Выставка Аллы Тимченко «Сотворение мира» в Центральном выставочном зале Коломны

afisha-200

С Аллой Тимченко мы встретились в ЦДХ, куда она пришла повстречаться с коллегами-художниками. Раньше она часто выставлялась здесь, но теперь, когда на московских площадках стало тесно и неинтересно, Алла предприняла попытку выступить, что называется с гастролями. Первым городом такого гастрольного маршрута стала Коломна.

— Почему именно Коломну выбрали площадкой?

— С Коломной у меня со студенческих лет связано воспоминание. Все мои сокурскники и одногруппники, с кем я училась в училище 1905 года, до сих пор остаются моей второй семьёй. Где бы мы ни встречались сейчас, всегда с удовольствием общаемся, по возможности поддерживаем друг друга.
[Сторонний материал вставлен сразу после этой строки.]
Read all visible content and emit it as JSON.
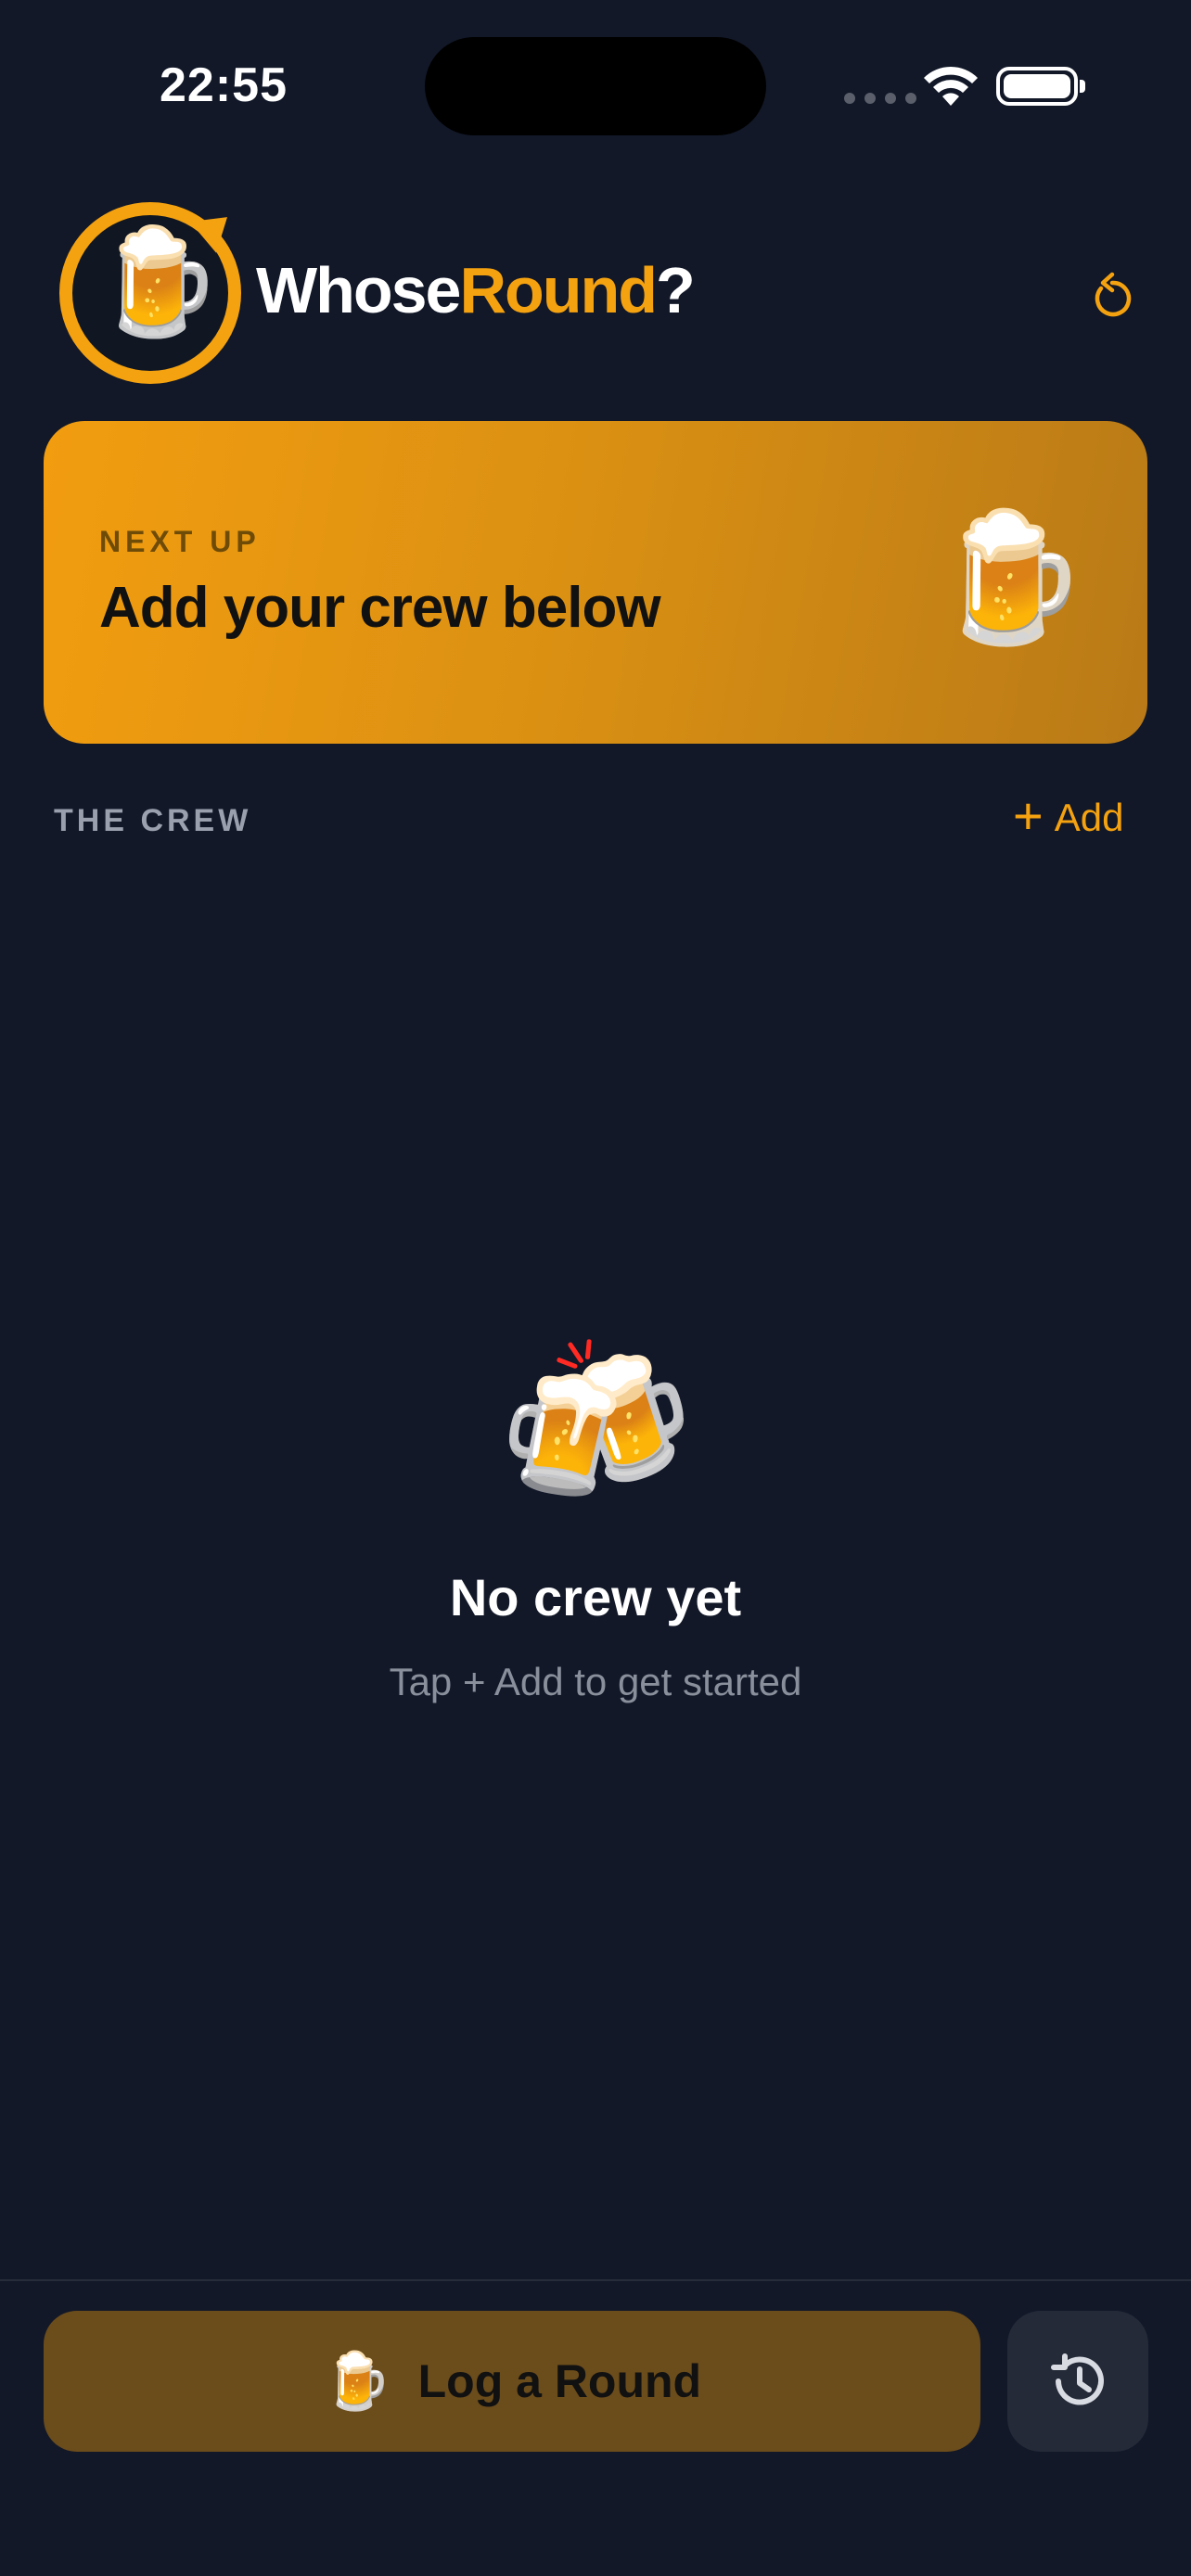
{
  "status_bar": {
    "time": "22:55"
  },
  "header": {
    "brand_part1": "Whose",
    "brand_part2": "Round",
    "brand_part3": "?",
    "logo_emoji": "🍺",
    "reset_icon": "rotate-ccw-icon"
  },
  "next_up": {
    "eyebrow": "NEXT UP",
    "title": "Add your crew below",
    "emoji": "🍺"
  },
  "crew": {
    "label": "THE CREW",
    "add_plus": "+",
    "add_label": "Add"
  },
  "empty_state": {
    "emoji": "🍻",
    "title": "No crew yet",
    "subtitle": "Tap + Add to get started"
  },
  "bottom_bar": {
    "log_emoji": "🍺",
    "log_label": "Log a Round",
    "history_icon": "history-icon"
  },
  "colors": {
    "background": "#121828",
    "accent": "#f5a210",
    "log_button": "#6b4c1b",
    "history_button": "#242a38",
    "muted_text": "#8a8f9c"
  }
}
Такая очень тёплая семейная атмосфера. Так вот, из Коломны был мой однокурсник, очень близкий друг, Саша Костромин. Получилось, что он погиб в автокатастрофе. У него осталась семья, четверо детей. Меня очень потрясла его смерть. Я поняла, что хочу сделать то, что не успел сделать он.

Раньше я много в ЦДХ выставлялась — практически каждый год. И меня, знаете что, перестало устраивать: приходят сюда только искусствоведы, да друзья-художники. Ну, бывает иногда, коллекционеры придут. И я поняла, что не для этого зала работаю, не для тусовки. Хочу, чтобы обычные люди мои картины увидели. Например, в Коломне в зал дети пришли из художественной школы. А их преподаватель, представляете, в художественной школе с Сашей Костроминым училась. Вот для них эта выставка. Мне часто устроители рассказывают, что дети долго могут мои картины рассматривать. Буду рада, если моё творчество их на собственное подвигнет. Это будет для меня лучшей наградой.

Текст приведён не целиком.